Assimilating free trade agreements (FTA) into mainstream policy has been a work in progress for an outward-oriented nation like the Philippines--a process certainly not without its fair share of roadblocks. A paper published by the Asian Development Bank Institute (ADBI) projects the utilization rate of FTAs to double in the future. But at present, a whopping 80% of firms in the country opts against taking full advantage of them. The paper points to several reasons, chiefly a lack of updated and comprehensive information on the inner workings of these complex trade pacts among trade officials and local merchants alike.
Last July, local imports showed some midyear promise when it grew by 16.2% to $4.68 billion while exports rose by 35.9% to $4.5 billion. According to the National Statistics Office, the country clocked in a trade deficit of $173 million, a much-tapered gap next to the $713 million shortfall last year. This speaks of a strong domestic demand for consumer goods raw materials and capital goods: specifically, nearly all of the country's oil products are sourced from imports, as are most materials it uses in electronics manufacturing, ultimately amounting to over a third of the total import bill.
In the past, the 1997 Asian financial crisis--coupled by stalled progress in the Doha Development Round’s global trade negotiations--have kept the US and Europe out of the Asian trade loop. But these days, the foundations are already being laid for a bilateral Philippines-European Union FTA. Such bilateral contracts between poor and wealthy countries have been pegged by The Economist as ones that are better executed while often suffering under limiting rules of origin, but Ateneo Professor for International Economic Law Jeremy Gatdula notes that the underlying problem doesn’t rest solely on economic inequality. "In the end, whether or not [an] economy complements our own is a better standard rather than the size of that economy," he said. "An FTA results in something more than mere economics; it has an effect on how countries actually relate to each other as a whole."
In expanding their trade zones, sociocultural gaps between nations may also lead to certain economic concepts becoming lost in translation. “This is not relativism, but due to cultural or historical differences, a more precise understanding of what we're negotiating and agreeing to would definitely be needed,” Mr. Gatdula said.
But this is not to say that there’s any lack of trade struggles within one’s own region. For one, the widespread smuggling of Chinese goods has permeated nearly all Asian nations; the local shoe and vegetable industries, in particular, were dealt a serious blow. In light of these, suspicions loom over the recently-approved China-ASEAN Free Trade Area short of legalizing smuggling, to the detriment of adjacent economies.

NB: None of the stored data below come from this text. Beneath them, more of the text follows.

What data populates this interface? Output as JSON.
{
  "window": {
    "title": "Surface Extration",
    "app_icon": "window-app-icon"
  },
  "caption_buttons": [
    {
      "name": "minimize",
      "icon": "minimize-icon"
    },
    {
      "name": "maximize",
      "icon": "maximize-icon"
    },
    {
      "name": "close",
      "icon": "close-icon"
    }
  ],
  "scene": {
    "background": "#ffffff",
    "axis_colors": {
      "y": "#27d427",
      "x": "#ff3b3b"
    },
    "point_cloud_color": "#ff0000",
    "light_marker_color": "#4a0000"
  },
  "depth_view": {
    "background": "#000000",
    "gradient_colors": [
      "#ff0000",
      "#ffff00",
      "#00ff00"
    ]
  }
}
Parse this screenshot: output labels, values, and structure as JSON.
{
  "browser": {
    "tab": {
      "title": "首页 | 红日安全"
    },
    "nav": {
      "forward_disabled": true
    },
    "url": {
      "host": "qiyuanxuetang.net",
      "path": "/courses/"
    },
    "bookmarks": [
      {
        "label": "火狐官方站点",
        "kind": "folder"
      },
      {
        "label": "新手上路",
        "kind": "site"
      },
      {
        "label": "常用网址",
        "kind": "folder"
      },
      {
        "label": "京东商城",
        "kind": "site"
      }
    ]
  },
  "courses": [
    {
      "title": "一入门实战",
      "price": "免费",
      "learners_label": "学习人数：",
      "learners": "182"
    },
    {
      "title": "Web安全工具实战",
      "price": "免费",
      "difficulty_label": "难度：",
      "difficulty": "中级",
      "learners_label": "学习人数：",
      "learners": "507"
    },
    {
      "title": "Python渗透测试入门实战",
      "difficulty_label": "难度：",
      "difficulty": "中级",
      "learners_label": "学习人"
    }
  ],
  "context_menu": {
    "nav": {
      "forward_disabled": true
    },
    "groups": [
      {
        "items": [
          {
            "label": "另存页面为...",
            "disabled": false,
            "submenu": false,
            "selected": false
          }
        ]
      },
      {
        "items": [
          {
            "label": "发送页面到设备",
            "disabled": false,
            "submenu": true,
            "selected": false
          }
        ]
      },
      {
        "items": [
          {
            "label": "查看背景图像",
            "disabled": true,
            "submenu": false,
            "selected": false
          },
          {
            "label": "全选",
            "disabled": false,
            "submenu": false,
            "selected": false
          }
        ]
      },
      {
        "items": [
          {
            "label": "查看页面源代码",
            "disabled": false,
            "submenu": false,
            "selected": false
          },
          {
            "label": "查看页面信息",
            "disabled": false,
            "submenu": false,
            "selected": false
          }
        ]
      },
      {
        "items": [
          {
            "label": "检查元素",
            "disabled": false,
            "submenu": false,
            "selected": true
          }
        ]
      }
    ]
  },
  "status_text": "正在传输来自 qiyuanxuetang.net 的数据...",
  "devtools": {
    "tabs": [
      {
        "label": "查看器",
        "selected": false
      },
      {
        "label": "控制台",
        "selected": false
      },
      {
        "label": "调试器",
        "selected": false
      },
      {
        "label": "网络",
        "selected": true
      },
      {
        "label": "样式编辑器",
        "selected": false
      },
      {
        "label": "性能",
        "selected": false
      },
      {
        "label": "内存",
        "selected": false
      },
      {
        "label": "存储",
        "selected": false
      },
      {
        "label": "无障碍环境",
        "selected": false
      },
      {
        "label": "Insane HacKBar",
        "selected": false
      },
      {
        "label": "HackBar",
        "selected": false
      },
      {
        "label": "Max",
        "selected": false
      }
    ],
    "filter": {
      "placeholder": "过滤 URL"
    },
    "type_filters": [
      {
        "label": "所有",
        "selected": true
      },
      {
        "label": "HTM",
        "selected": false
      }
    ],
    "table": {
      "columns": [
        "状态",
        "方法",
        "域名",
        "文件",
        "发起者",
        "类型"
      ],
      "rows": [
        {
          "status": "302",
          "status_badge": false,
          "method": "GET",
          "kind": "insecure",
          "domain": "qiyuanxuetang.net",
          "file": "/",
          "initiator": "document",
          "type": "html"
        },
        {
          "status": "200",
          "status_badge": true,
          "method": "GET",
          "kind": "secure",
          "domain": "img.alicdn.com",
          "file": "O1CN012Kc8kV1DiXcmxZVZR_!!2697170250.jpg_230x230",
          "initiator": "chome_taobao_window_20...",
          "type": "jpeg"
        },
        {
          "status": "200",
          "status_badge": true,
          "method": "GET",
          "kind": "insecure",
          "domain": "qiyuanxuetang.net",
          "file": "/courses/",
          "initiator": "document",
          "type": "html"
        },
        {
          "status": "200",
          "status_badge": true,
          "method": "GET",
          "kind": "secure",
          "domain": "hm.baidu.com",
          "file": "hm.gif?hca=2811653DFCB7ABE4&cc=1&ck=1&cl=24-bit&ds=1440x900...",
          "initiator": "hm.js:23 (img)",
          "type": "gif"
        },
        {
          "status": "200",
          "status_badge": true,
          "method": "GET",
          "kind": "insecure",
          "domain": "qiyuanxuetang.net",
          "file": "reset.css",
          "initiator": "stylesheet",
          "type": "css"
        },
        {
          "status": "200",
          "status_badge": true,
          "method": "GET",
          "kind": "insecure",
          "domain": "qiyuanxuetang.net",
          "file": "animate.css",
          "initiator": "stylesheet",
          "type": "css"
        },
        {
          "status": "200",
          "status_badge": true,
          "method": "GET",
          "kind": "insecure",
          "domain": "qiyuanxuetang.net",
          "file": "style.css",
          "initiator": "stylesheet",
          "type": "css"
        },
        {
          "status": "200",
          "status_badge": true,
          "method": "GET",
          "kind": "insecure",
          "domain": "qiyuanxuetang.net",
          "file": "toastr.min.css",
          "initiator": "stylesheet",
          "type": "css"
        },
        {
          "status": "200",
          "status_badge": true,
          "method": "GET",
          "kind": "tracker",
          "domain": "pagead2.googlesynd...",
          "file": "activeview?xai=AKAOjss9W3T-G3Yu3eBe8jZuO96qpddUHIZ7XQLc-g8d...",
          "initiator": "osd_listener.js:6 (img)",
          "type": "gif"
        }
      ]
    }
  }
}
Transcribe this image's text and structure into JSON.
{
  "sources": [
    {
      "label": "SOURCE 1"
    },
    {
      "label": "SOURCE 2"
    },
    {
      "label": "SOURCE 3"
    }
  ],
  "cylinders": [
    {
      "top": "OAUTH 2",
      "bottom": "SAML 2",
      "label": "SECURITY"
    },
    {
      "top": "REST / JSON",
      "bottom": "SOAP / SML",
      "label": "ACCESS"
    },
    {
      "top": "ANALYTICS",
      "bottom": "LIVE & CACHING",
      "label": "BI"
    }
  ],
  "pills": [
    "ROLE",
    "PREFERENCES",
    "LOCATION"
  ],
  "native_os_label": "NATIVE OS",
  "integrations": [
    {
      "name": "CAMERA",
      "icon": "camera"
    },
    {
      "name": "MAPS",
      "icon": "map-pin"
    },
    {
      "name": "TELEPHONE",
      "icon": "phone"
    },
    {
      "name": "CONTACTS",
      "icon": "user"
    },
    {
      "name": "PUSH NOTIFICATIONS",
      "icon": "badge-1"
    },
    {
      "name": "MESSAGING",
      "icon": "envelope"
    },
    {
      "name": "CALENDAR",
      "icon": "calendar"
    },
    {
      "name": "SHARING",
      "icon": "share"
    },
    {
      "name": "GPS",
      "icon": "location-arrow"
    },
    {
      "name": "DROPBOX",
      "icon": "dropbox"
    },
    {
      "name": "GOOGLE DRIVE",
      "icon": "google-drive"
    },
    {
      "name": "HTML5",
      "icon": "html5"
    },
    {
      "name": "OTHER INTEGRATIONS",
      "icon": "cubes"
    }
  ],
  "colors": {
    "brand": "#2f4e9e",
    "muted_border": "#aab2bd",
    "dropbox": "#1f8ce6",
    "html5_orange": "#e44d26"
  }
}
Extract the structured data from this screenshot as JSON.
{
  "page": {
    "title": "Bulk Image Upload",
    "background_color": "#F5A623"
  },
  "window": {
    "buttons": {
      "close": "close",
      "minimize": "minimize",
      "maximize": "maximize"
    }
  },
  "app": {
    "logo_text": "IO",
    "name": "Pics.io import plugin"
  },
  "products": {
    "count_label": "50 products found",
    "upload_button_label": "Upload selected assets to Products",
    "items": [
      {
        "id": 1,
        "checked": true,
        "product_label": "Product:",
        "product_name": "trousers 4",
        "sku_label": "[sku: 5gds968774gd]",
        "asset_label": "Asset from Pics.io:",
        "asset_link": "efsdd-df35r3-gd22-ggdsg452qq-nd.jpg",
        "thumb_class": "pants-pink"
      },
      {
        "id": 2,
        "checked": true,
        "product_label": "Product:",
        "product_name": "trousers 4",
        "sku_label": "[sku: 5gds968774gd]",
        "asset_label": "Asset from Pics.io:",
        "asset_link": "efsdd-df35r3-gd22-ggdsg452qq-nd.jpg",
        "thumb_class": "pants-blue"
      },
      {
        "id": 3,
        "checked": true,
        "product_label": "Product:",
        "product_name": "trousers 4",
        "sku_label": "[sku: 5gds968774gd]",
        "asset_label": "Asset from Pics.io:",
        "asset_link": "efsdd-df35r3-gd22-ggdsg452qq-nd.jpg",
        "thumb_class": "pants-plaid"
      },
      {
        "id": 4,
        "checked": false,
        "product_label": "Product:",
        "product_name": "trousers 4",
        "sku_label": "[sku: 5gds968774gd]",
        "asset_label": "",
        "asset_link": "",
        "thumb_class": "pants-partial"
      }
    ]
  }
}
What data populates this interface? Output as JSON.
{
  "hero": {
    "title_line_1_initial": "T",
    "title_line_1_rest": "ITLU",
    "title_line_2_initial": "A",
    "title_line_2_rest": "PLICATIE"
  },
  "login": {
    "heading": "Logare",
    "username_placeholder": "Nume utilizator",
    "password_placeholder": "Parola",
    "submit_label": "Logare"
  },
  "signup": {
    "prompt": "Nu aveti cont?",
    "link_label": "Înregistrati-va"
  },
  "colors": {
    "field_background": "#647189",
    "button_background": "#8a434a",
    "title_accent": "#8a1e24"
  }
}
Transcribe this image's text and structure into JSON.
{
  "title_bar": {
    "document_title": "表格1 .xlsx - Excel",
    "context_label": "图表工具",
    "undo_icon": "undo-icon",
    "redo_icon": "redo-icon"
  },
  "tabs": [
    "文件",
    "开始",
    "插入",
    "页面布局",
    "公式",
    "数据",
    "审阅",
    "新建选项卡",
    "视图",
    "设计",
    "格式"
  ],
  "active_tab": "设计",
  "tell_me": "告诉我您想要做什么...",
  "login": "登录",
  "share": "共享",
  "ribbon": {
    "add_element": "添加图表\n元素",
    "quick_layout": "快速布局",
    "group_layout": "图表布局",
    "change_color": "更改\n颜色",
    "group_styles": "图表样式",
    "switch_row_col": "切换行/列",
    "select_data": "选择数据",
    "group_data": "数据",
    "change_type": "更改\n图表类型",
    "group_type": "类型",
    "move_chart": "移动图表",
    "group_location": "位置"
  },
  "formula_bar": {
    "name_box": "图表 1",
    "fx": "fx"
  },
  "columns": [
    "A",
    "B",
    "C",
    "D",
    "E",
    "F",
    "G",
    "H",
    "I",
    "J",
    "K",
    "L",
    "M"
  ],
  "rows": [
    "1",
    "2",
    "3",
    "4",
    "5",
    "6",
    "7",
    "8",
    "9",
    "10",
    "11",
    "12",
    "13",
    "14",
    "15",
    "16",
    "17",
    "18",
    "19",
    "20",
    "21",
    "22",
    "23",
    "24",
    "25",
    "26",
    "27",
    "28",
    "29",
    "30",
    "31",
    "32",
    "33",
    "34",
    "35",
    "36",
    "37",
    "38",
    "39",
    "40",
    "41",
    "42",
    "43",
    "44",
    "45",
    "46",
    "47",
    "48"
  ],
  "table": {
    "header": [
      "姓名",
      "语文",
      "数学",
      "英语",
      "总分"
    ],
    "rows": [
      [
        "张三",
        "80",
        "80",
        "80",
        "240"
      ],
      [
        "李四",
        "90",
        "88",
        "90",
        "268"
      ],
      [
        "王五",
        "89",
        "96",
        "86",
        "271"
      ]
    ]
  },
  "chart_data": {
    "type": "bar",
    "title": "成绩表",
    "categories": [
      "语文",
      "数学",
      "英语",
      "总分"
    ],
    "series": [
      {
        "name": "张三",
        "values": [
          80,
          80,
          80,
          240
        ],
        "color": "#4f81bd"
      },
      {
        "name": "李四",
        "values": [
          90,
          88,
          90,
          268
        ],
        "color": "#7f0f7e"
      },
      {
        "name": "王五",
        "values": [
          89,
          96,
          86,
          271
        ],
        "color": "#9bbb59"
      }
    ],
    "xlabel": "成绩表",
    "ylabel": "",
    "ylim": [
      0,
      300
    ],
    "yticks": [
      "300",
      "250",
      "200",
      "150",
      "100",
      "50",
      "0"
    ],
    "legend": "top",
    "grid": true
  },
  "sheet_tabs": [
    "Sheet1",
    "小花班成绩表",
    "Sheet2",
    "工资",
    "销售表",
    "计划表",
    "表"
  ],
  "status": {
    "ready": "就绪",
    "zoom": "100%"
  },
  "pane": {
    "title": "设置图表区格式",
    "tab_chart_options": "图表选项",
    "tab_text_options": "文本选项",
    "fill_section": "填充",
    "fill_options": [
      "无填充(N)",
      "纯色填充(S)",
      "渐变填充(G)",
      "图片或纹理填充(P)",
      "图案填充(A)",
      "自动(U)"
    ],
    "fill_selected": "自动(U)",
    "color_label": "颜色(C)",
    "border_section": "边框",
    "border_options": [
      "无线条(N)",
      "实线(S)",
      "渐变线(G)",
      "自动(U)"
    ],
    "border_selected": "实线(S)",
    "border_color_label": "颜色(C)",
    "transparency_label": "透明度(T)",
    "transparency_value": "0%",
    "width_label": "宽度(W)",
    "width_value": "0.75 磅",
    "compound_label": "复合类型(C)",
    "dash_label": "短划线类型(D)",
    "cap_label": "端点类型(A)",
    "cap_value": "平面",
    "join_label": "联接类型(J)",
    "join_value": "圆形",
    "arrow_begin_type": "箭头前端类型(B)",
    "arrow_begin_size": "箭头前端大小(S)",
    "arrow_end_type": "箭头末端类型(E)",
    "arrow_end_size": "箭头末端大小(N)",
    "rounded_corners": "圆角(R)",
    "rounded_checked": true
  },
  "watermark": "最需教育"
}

"[It's more a matter] of taking away the reason for the smuggling. Tariffs are low enough as it is," weighs in Mr. Gatdula. In the absence of trade duties, the more pressing concern would be for vigilant customs authorities to guard against the easy entry of defective products into the country. "Historically, [barriers have] contributed to delaying or making moot any motivation on our industries to be competitive," he said. For importers, however, FTAs are something of a double-edged sword—the lowered tariffs can also mean cheaper raw materials and the drop in construction costs for finished goods may be a boon that could help steer the local economy back on a more aggressive track.
But the Ateneo professor also observed how Philippine businesses have been “incredibly stubborn in getting help,” saying that many have shunned innovative methodologies in which they feel they may have to “surrender some form of control, which is mostly imaginary anyway.” Plus, the prevalent turf mentality that persists among government offices has long limited trade agreements to be made on a piecemeal basis overseen by various agencies, impeding the development of clear-cut commerce policies in the country. “In more recent negotiations, transparency and accountability had been demonstrated to be wanting,” said Federation of Philippine Industries (FPI) president Jesus Arranza in a previous interview.
Mr. Gatdula believes that the focus should be on strengthening local institutions, particularly in creating a trade representative office. In fact, the proposal of such a centralized body is already making some headway: The FPI has actively lobbied for House Bill 5971, which, when passed, would finally see a consolidated Philippine Trade Representative Office realized. Ideally, this permanent trade negotiating office would take after those of the United States and the European Union, said Asian Development Bank (ADB) trade facilitation consultant Atty. Dorotea Lazaro, one that should offer background studies and support services following trade negotiations.